Thankfully the room was large enough that she could put some distance between them. A lot of distance. She’d been expecting a bedroom, a typical hotel room. She found anything but.
The room looked more like a drawing room in a palace than any hotel room she’d ever seen, a dining table and chairs taking up one end of the room, a lounge suite facing a marble mantelpiece at the other with the dozen or so windows dressed in complementary tones of creams and crimsons.
But she wasn’t here to appreciate the fine furnishings or the skilful use of colour. She didn’t want to be distracted by the luxury she could apparently so easily take advantage of. Would it be easy? She wondered.
She dropped her jacket over a chair and turned, dragging in oxygen for some much-needed support. ‘Okay, I’m here. What’s going on?’
She almost had the impression he hadn’t heard her as he headed for a sideboard, opening a crystal decanter and pouring himself a slug of the amber fluid it contained. ‘You?’ he offered.
She shook her head. ‘Well? You told me I had a cleaning job at some hotel.’
Still he took his sweet time, taking a sip from the glass before turning and leaning against the dresser. ‘While it’s not exactly what I said, it is what I intimated. That much is true.’
‘You lied to me!’
‘I did not lie. I found you a job cleaning at another hotel. And then I decided better of it.’
‘But why? What for?’
He drained the glass of its contents and placed it on the dresser in the same motion as he pushed himself towards her. ‘What if I offered you a better job? More pay. Enough to buy your return ticket to Australia and a whole lot more. Enough to set you up for life.’
She licked her lips. If she could pay back her nanna what she’d borrowed…But what would she be expected to do to get it? ‘What kind of job are you talking about?’
He laughed, coming closer. ‘You see why I knew you would be perfect? Any other woman would ask how much money first.’

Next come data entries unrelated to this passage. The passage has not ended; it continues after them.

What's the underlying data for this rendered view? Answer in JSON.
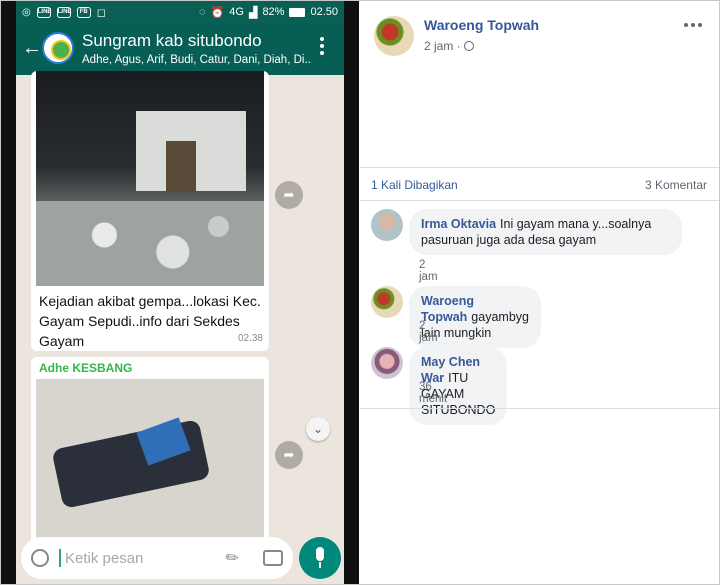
{
  "whatsapp": {
    "status": {
      "battery": "82%",
      "time": "02.50",
      "network": "4G",
      "icon_labels": [
        "LINE",
        "LINE",
        "FB"
      ]
    },
    "header": {
      "title": "Sungram kab situbondo",
      "members": "Adhe, Agus, Arif, Budi, Catur, Dani, Diah, Di..."
    },
    "messages": [
      {
        "caption": "Kejadian akibat gempa...lokasi Kec. Gayam Sepudi..info dari Sekdes Gayam",
        "time": "02.38"
      },
      {
        "sender": "Adhe KESBANG"
      }
    ],
    "input": {
      "placeholder": "Ketik pesan"
    }
  },
  "facebook": {
    "post": {
      "author": "Waroeng Topwah",
      "time": "2 jam ·"
    },
    "stats": {
      "shares": "1 Kali Dibagikan",
      "comments": "3 Komentar"
    },
    "comments": [
      {
        "author": "Irma Oktavia",
        "text": "Ini gayam mana y...soalnya pasuruan juga ada desa gayam",
        "time": "2 jam"
      },
      {
        "author": "Waroeng Topwah",
        "text": "gayambyg lain mungkin",
        "time": "2 jam"
      },
      {
        "author": "May Chen War",
        "text": "ITU GAYAM SITUBONDO",
        "time": "36 menit"
      }
    ]
  }
}
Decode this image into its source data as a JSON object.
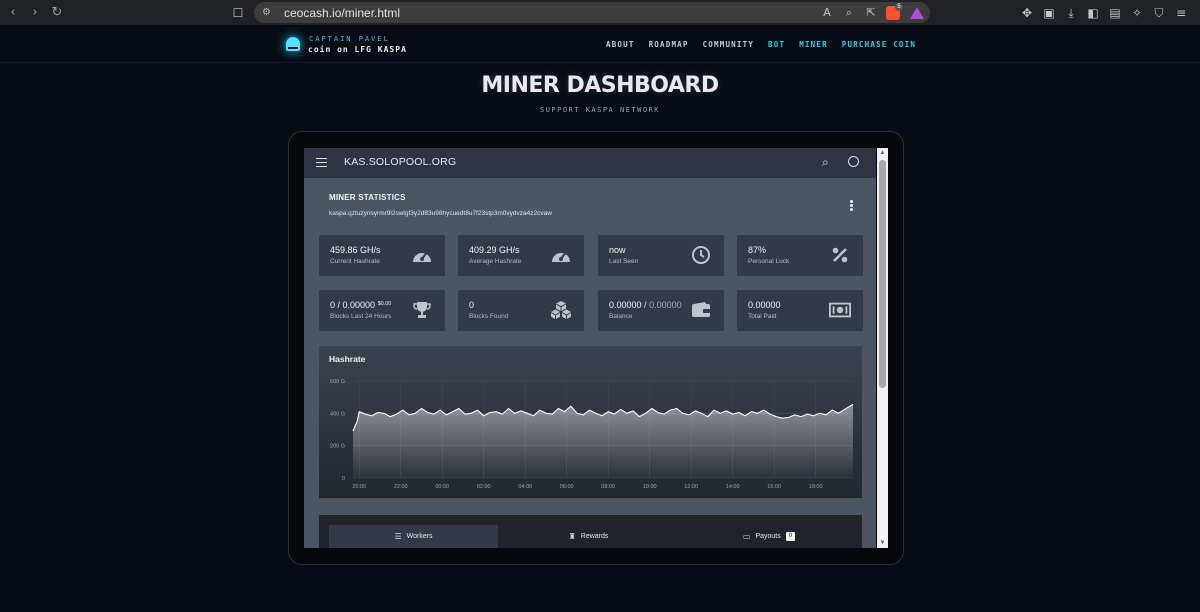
{
  "browser": {
    "url": "ceocash.io/miner.html",
    "extension_badge": "5"
  },
  "site": {
    "brand_top": "CAPTAIN PAVEL",
    "brand_bottom": "coin on LFG KASPA",
    "nav": [
      {
        "label": "ABOUT",
        "active": false
      },
      {
        "label": "ROADMAP",
        "active": false
      },
      {
        "label": "COMMUNITY",
        "active": false
      },
      {
        "label": "BOT",
        "active": true
      },
      {
        "label": "MINER",
        "active": true
      },
      {
        "label": "PURCHASE COIN",
        "active": true
      }
    ],
    "accent_color": "#22d3ee",
    "hero_title": "MINER DASHBOARD",
    "hero_subtitle": "SUPPORT KASPA NETWORK"
  },
  "app": {
    "title": "KAS.SOLOPOOL.ORG",
    "section_title": "MINER STATISTICS",
    "wallet_address": "kaspa:qztuzynsyrmr9l2swlgf3y2d83u98hycuedt8u7f23stp3m0vydvza4z2cvaw",
    "stats": [
      {
        "value": "459.86 GH/s",
        "label": "Current Hashrate",
        "icon": "gauge-icon"
      },
      {
        "value": "409.29 GH/s",
        "label": "Average Hashrate",
        "icon": "gauge-icon"
      },
      {
        "value": "now",
        "label": "Last Seen",
        "icon": "clock-icon"
      },
      {
        "value": "87%",
        "label": "Personal Luck",
        "icon": "percent-icon"
      },
      {
        "value": "0 / 0.00000",
        "value_sup": "$0.00",
        "label": "Blocks Last 24 Hours",
        "icon": "trophy-icon"
      },
      {
        "value": "0",
        "label": "Blocks Found",
        "icon": "cubes-icon"
      },
      {
        "value": "0.00000 /",
        "value_muted": "0.00000",
        "label": "Balance",
        "icon": "wallet-icon"
      },
      {
        "value": "0.00000",
        "label": "Total Paid",
        "icon": "money-bill-icon"
      }
    ],
    "tabs": [
      {
        "label": "Workers",
        "icon": "server-icon",
        "active": true
      },
      {
        "label": "Rewards",
        "icon": "trophy-icon",
        "active": false
      },
      {
        "label": "Payouts",
        "icon": "money-bill-icon",
        "active": false,
        "count": "0"
      }
    ]
  },
  "chart_data": {
    "type": "area",
    "title": "Hashrate",
    "y_ticks": [
      "0",
      "200 G",
      "400 G",
      "600 G"
    ],
    "ylim": [
      0,
      600
    ],
    "x_ticks": [
      "20:00",
      "22:00",
      "00:00",
      "02:00",
      "04:00",
      "06:00",
      "08:00",
      "10:00",
      "12:00",
      "14:00",
      "16:00",
      "18:00"
    ],
    "xlim_hours": [
      19.7,
      43.8
    ],
    "grid": true,
    "color": "#ffffff",
    "x": [
      19.7,
      19.9,
      20.0,
      20.3,
      20.6,
      20.9,
      21.2,
      21.5,
      21.8,
      22.1,
      22.4,
      22.7,
      23.0,
      23.3,
      23.6,
      23.9,
      24.2,
      24.5,
      24.8,
      25.1,
      25.4,
      25.7,
      26.0,
      26.3,
      26.6,
      26.9,
      27.2,
      27.5,
      27.8,
      28.1,
      28.4,
      28.7,
      29.0,
      29.3,
      29.6,
      29.9,
      30.2,
      30.5,
      30.8,
      31.1,
      31.4,
      31.7,
      32.0,
      32.3,
      32.6,
      32.9,
      33.2,
      33.5,
      33.8,
      34.1,
      34.4,
      34.7,
      35.0,
      35.3,
      35.6,
      35.9,
      36.2,
      36.5,
      36.8,
      37.1,
      37.4,
      37.7,
      38.0,
      38.3,
      38.6,
      38.9,
      39.2,
      39.5,
      39.8,
      40.1,
      40.4,
      40.7,
      41.0,
      41.3,
      41.6,
      41.9,
      42.2,
      42.5,
      42.8,
      43.1,
      43.4,
      43.8
    ],
    "y": [
      290,
      350,
      410,
      395,
      385,
      405,
      400,
      380,
      395,
      420,
      390,
      400,
      430,
      405,
      395,
      420,
      390,
      410,
      430,
      395,
      400,
      420,
      385,
      405,
      410,
      395,
      430,
      400,
      415,
      400,
      385,
      420,
      400,
      395,
      430,
      410,
      445,
      400,
      390,
      420,
      400,
      385,
      410,
      395,
      425,
      400,
      415,
      380,
      400,
      430,
      405,
      395,
      420,
      430,
      400,
      390,
      415,
      400,
      380,
      420,
      400,
      415,
      395,
      405,
      385,
      410,
      400,
      420,
      395,
      380,
      370,
      375,
      390,
      380,
      395,
      385,
      400,
      390,
      420,
      400,
      425,
      455
    ]
  }
}
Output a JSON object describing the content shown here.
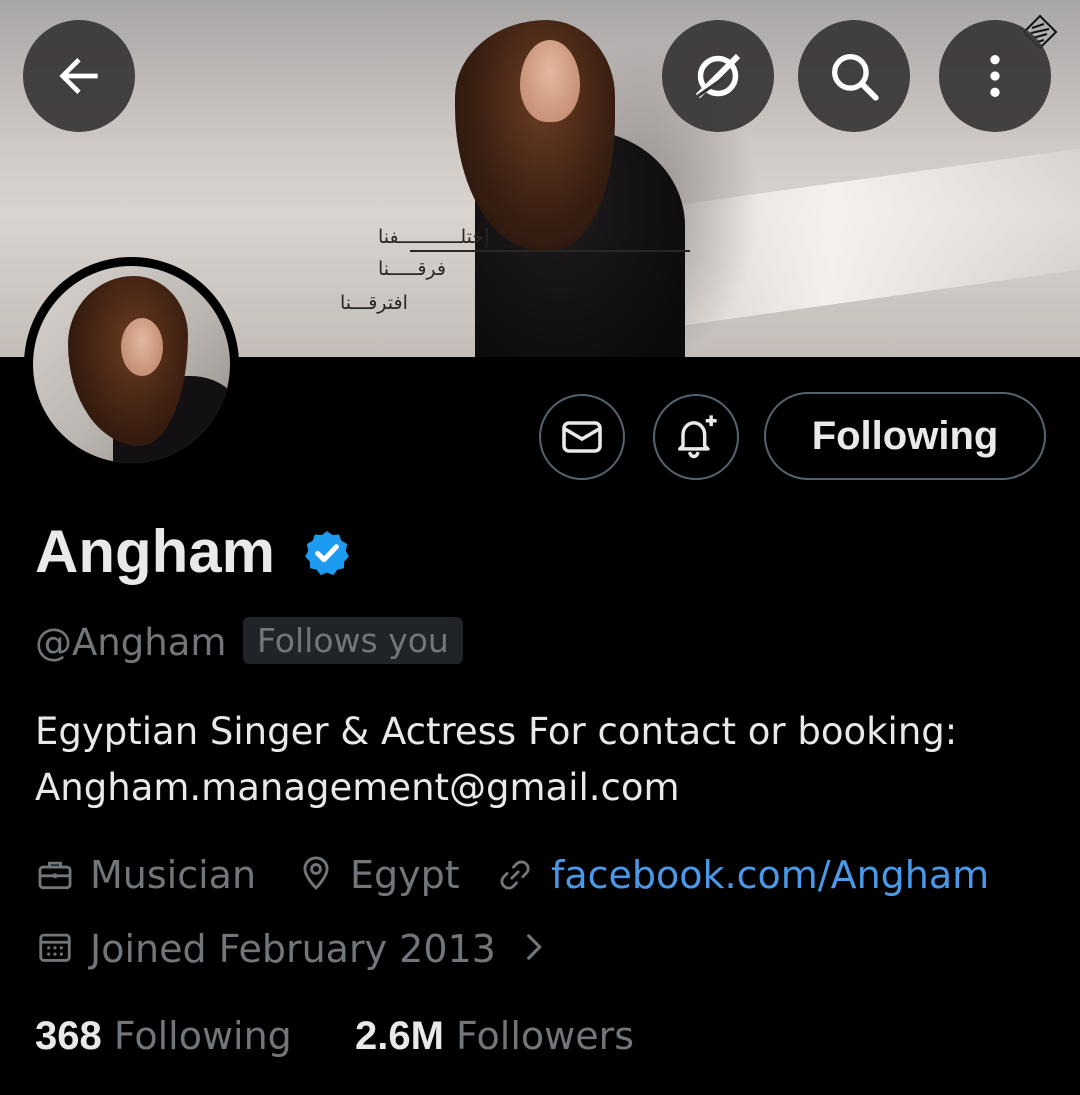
{
  "banner": {
    "arabic_lines": [
      "إختلـــــــــــفنا",
      "فرقـــــنا",
      "افترقـــنا"
    ]
  },
  "top_bar": {
    "back": "back-arrow-icon",
    "grok": "grok-icon",
    "search": "search-icon",
    "more": "more-vertical-icon"
  },
  "actions": {
    "message_icon": "envelope-icon",
    "notify_icon": "bell-plus-icon",
    "following_label": "Following"
  },
  "profile": {
    "name": "Angham",
    "verified": true,
    "handle": "@Angham",
    "follows_you": "Follows you",
    "bio_line1": "Egyptian Singer & Actress For contact or booking:",
    "bio_line2": "Angham.management@gmail.com",
    "category": "Musician",
    "location": "Egypt",
    "website": "facebook.com/Angham",
    "joined": "Joined February 2013"
  },
  "stats": {
    "following_count": "368",
    "following_label": "Following",
    "followers_count": "2.6M",
    "followers_label": "Followers"
  },
  "colors": {
    "background": "#000000",
    "text": "#e7e9ea",
    "muted": "#71767b",
    "link": "#4a99e9",
    "verified": "#1d9bf0",
    "border": "#536471"
  }
}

She sidestepped around the dining table, until it was between them. ‘That was my next question.’
He stopped and started moving the other way, slowly circling, step by step. ‘How much would be enough? One hundred thousand pounds? How much would that be in your currency?’
She swallowed, too distracted to concentrate on keeping her distance. Her maths might be lousy but even she had no trouble working that one out. Double at least. Her mouth almost watered at the prospect. But she’d heard plenty of stories about travellers being offered amazing amounts of money to courier a box or a package. And equally she’d heard of them getting caught by the authorities and much, much worse. She might have done some stupid things in her life, but she was so not going there. ‘I don’t want any part of drug money. I’m not touching it.’
He was closer than she realised, his dark eyes shining hard. ‘Cleo, please, you do not realise how much you insult me. This would be nothing to do with drugs. I hate that filthy trade as much as you. I assure you, your work would be legal and perfectly above board.’
Legal. Above board. And it paid in the hundreds of thousands of dollars? Yeah, sure. There were jobs in the paper like that for high-school dropouts every other day. ‘What is it, then?’ she asked, circling the other way, pretending to be more interested in an arrangement of flowers set upon a side table. The red blooms were beautiful too, she thought, touching her fingers to the delicate petals, just like everything else in this room. Did he really expect her to share it with him? ‘So what’s the job?’
He didn’t move this time, made no attempt to follow her, and because she was ready for it, expecting it, the fact he stayed put was more unnerving than anything. ‘It’s really quite simple. I just need you to pretend to be my mistress.’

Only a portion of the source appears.